Accanto ai vantaggi, emergono tuttavia numerose criticità. La crescente capacità dei sistemi generativi di produrre contenuti sintetici abbassa sensibilmente i costi di produzione, incrementando l’offerta e la competizione in un mercato dominato da grandi piattaforme globali. Tale dinamica rischia di indebolire la posizione contrattuale di autori, interpreti, doppiatori, giornalisti e di tutte le professionalità coinvolte nella realizzazione delle opere audiovisive.

Particolarmente delicata risulta la questione della tutela dei diritti. L’utilizzo di opere protette per l’addestramento dei modelli di IA, la riproduzione artificiale di voci e volti, la manipolazione di interpretazioni artistiche e la generazione di contenuti che imitano lo stile di specifici autori pongono interrogativi complessi in materia di diritto d’autore, consenso, equo compenso e tutela della personalità. Nel settore audiovisivo, infatti, ogni opera rappresenta il risultato dell’apporto coordinato di molteplici figure professionali, mentre l’IA tende a rendere meno evidente la ricostruzione della paternità creativa e della catena autorizzativa.

Ulteriori problematiche riguardano la trasparenza e l’affidabilità dell’informazione. La crescente diffusione di strumenti capaci di generare immagini, video e registrazioni vocali altamente realistici aumenta il rischio di deepfake, impersonificazioni e manipolazioni dei contenuti, con possibili conseguenze particolarmente gravi quando sono coinvolti personaggi pubblici, minori o questioni di interesse collettivo. Sebbene l’AI Act introduca specifici obblighi di trasparenza per alcuni contenuti sintetici, risulta necessario affiancare tali misure a strumenti di tracciabilità, sistemi di watermarking, standard interoperabili e procedure di controllo dell’intero processo produttivo.

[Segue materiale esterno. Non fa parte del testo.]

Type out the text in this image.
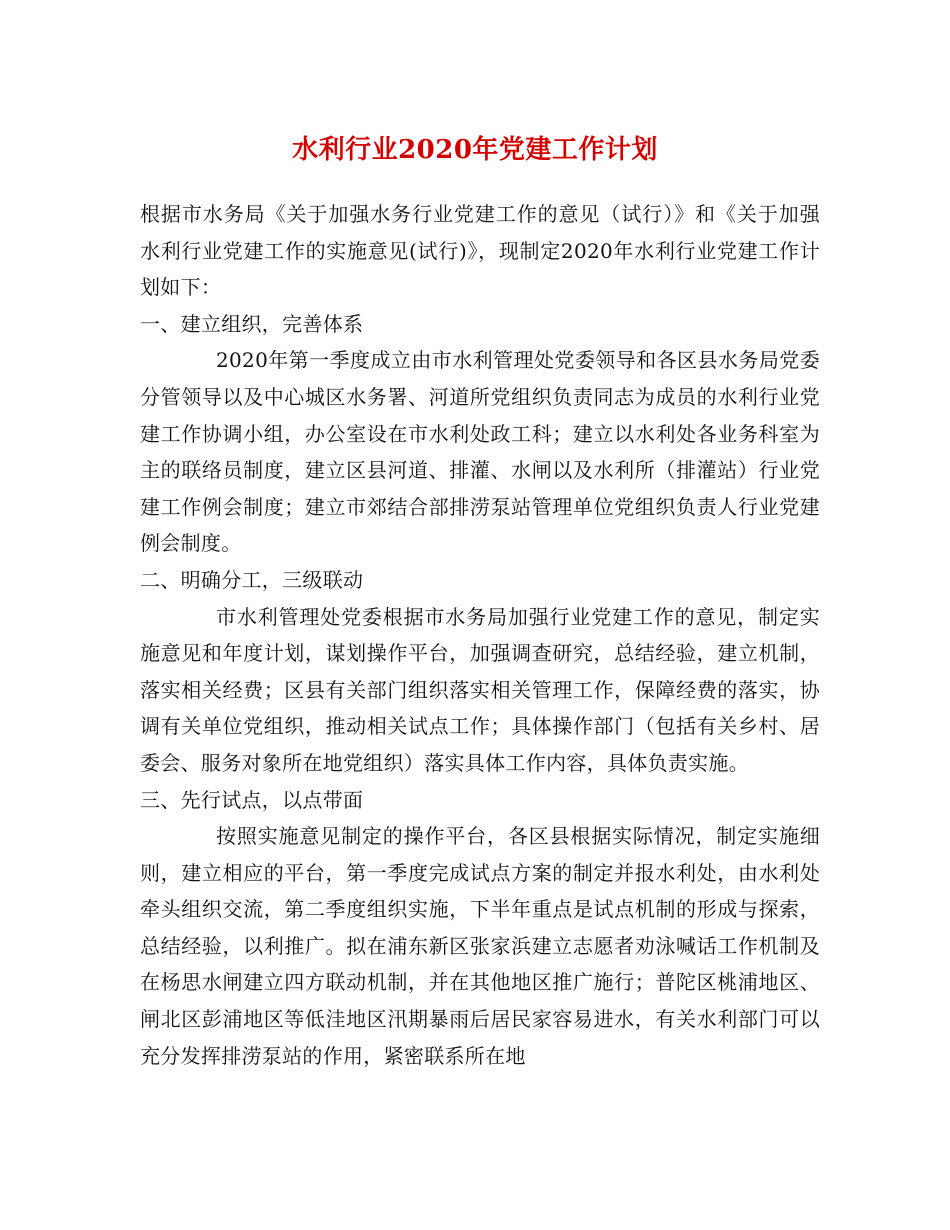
水利行业2020年党建工作计划

根据市水务局《关于加强水务行业党建工作的意见（试行）》和《关于加强水利行业党建工作的实施意见(试行)》，现制定2020年水利行业党建工作计划如下：

一、建立组织，完善体系

2020年第一季度成立由市水利管理处党委领导和各区县水务局党委分管领导以及中心城区水务署、河道所党组织负责同志为成员的水利行业党建工作协调小组，办公室设在市水利处政工科；建立以水利处各业务科室为主的联络员制度，建立区县河道、排灌、水闸以及水利所（排灌站）行业党建工作例会制度；建立市郊结合部排涝泵站管理单位党组织负责人行业党建例会制度。

二、明确分工，三级联动

市水利管理处党委根据市水务局加强行业党建工作的意见，制定实施意见和年度计划，谋划操作平台，加强调查研究，总结经验，建立机制，落实相关经费；区县有关部门组织落实相关管理工作，保障经费的落实，协调有关单位党组织，推动相关试点工作；具体操作部门（包括有关乡村、居委会、服务对象所在地党组织）落实具体工作内容，具体负责实施。

三、先行试点，以点带面

按照实施意见制定的操作平台，各区县根据实际情况，制定实施细则，建立相应的平台，第一季度完成试点方案的制定并报水利处，由水利处牵头组织交流，第二季度组织实施，下半年重点是试点机制的形成与探索，总结经验，以利推广。拟在浦东新区张家浜建立志愿者劝泳喊话工作机制及在杨思水闸建立四方联动机制，并在其他地区推广施行；普陀区桃浦地区、闸北区彭浦地区等低洼地区汛期暴雨后居民家容易进水，有关水利部门可以充分发挥排涝泵站的作用，紧密联系所在地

L’intelligenza artificiale influenza inoltre i sistemi di raccomandazione che determinano la visibilità delle opere audiovisive. Gli algoritmi non si limitano più a suggerire contenuti, ma orientano sempre più l’esperienza dell’utente attraverso percorsi personalizzati, sintesi automatiche e interfacce conversazionali. Se da un lato tali strumenti migliorano la fruizione dei cataloghi, dall’altro possono incidere sulla discoverability delle opere europee e sulla trasparenza dei criteri utilizzati per determinarne la prominenza.

Di fronte a queste trasformazioni, la disciplina europea è chiamata a trovare un equilibrio tra innovazione e tutela. La direttiva sui servizi di media audiovisivi (AVMSD), nata per favorire la libera circolazione dei servizi audiovisivi e successivamente aggiornata con la direttiva (UE) 2018/1808, rappresenta ancora oggi il principale riferimento normativo del settore. In Italia, tale disciplina è stata recepita attraverso il decreto legislativo n. 208 del 2021, che ha introdotto il Testo unico dei servizi di media audiovisivi, rafforzando la tutela dei minori, la promozione delle opere europee e il ruolo dell’AGCOM.

L’evoluzione tecnologica impone, di fatto, una rilettura della normativa alla luce del più ampio quadro regolatorio europeo, che comprende anche il Digital Services Act, il Digital Markets Act, l’European Media Freedom Act e l’AI Act. L’obiettivo non è sostituire la disciplina audiovisiva con una normativa specifica sull’intelligenza artificiale, bensì adattare le regole esistenti a un ecosistema nel quale l’IA costituisce ormai un’infrastruttura trasversale. In questa prospettiva, un’eventuale revisione dell’AVMSD dovrebbe perseguire un approccio equilibrato, evitando sia un’eccessiva deregolamentazione sia una proliferazione di nuovi obblighi che rischierebbe di sovrapporsi alla normativa già esistente.